I think looking back over the last 20-25 years it's about club philosophy. I posted previously about United having a "socialist" ethos that meant the lower contributors couldn't earn several times lower than the higher contributors. Likewise Fergie himself apparantly was of the view that a player could never earn more than him otherwise he'd be undermined (typical socialist I'd say!)
In truth back then it's arguable that it was an equitable endeavour. He got more out of his squad players than any other manager ever and in truth rarely lost his best earners (despite the likes of Keane and Ferdinand being close).
The problem nowadays is that wages are far more important than transfer fees. Back when Keane had signed the highest paid contract in England (after much negotiatio - £52k per week) the highest transfer fee was Zidane at around £48m. Since then transfer fees have multiplied by less than 5 whilst wages have multiplied at double that rate. Likewise we've previously spent over 150% of our EBITDA net in one transfer window (Veron and Ruud); that would be like spending £300m net now which is unthinkable.
I think essentially accountants making these decisions aren't the best people. Financial people are often really good at seeing numbers but really poor at seeing "the bigger picture" (I've experienced this when talking to my own business accountant who for example says "transactions below £100 are loss making, I'd advise a minimum order value of £100". Not realising that the action of implementing such a policy would lose hundreds of four figure orders in the process as you can't pick an choose orders.

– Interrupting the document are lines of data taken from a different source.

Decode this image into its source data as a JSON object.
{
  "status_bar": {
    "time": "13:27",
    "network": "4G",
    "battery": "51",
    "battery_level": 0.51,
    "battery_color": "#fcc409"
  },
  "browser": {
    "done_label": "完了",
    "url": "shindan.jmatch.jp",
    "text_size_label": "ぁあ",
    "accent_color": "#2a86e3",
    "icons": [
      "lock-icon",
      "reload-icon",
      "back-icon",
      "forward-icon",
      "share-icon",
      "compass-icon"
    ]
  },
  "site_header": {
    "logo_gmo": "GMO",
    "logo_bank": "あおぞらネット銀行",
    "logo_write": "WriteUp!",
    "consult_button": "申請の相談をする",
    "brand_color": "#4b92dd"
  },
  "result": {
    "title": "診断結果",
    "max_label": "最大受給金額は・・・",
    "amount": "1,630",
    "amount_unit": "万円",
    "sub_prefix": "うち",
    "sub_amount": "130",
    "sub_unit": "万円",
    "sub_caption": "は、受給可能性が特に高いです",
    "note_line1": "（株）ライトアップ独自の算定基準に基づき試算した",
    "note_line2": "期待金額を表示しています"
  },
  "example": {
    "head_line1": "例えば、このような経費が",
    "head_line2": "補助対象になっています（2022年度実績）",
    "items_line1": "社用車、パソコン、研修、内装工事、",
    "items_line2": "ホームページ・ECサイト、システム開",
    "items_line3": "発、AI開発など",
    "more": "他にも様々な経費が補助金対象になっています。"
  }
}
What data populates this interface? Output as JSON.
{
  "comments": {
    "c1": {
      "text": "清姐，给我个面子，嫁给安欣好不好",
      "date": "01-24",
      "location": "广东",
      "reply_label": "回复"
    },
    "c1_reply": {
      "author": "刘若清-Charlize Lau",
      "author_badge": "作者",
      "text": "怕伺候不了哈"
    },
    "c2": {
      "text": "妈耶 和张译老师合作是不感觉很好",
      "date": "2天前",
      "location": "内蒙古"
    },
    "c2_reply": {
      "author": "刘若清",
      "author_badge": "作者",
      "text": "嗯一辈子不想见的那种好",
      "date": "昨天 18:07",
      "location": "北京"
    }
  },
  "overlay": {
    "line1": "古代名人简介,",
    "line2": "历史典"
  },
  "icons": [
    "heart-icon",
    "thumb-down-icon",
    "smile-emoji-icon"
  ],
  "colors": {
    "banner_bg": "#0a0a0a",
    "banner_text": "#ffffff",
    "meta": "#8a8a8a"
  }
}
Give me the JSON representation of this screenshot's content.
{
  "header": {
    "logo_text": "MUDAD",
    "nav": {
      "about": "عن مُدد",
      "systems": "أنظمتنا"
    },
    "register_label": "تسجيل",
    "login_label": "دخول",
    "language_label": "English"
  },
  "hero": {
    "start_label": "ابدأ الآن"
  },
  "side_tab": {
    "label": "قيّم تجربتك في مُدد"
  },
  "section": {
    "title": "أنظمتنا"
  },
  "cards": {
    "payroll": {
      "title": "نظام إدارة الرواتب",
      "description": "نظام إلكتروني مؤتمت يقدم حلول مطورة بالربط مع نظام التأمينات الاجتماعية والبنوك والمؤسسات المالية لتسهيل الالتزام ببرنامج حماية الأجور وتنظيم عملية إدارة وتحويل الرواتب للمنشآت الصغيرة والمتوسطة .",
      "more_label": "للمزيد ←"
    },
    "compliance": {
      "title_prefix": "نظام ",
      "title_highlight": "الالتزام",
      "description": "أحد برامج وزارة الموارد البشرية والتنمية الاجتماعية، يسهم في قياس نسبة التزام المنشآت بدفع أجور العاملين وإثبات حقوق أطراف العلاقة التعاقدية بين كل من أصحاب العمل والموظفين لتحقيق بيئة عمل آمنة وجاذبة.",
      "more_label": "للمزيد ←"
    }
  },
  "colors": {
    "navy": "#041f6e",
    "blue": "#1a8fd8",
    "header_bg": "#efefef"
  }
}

I think United are run by financial people who similarly think "buying a replacement for Lingard may cost £25m, whereas paying him £2m above market value for 5 years only costs £10m". As I said previously that's completely flawed as not only does it reduce his resale value by a huge amount but it increases the negotiating position of every other player meaning they'll also be getting £2m each above market value.
Without being a fly in the negotiating room I think we're run by people who consider financial decisions in a very narrow vacuum as financial people often do. A director of football I doubt would help as they wouldn't be given autonomy over our complete wage structure; that'll always stay with Woodward.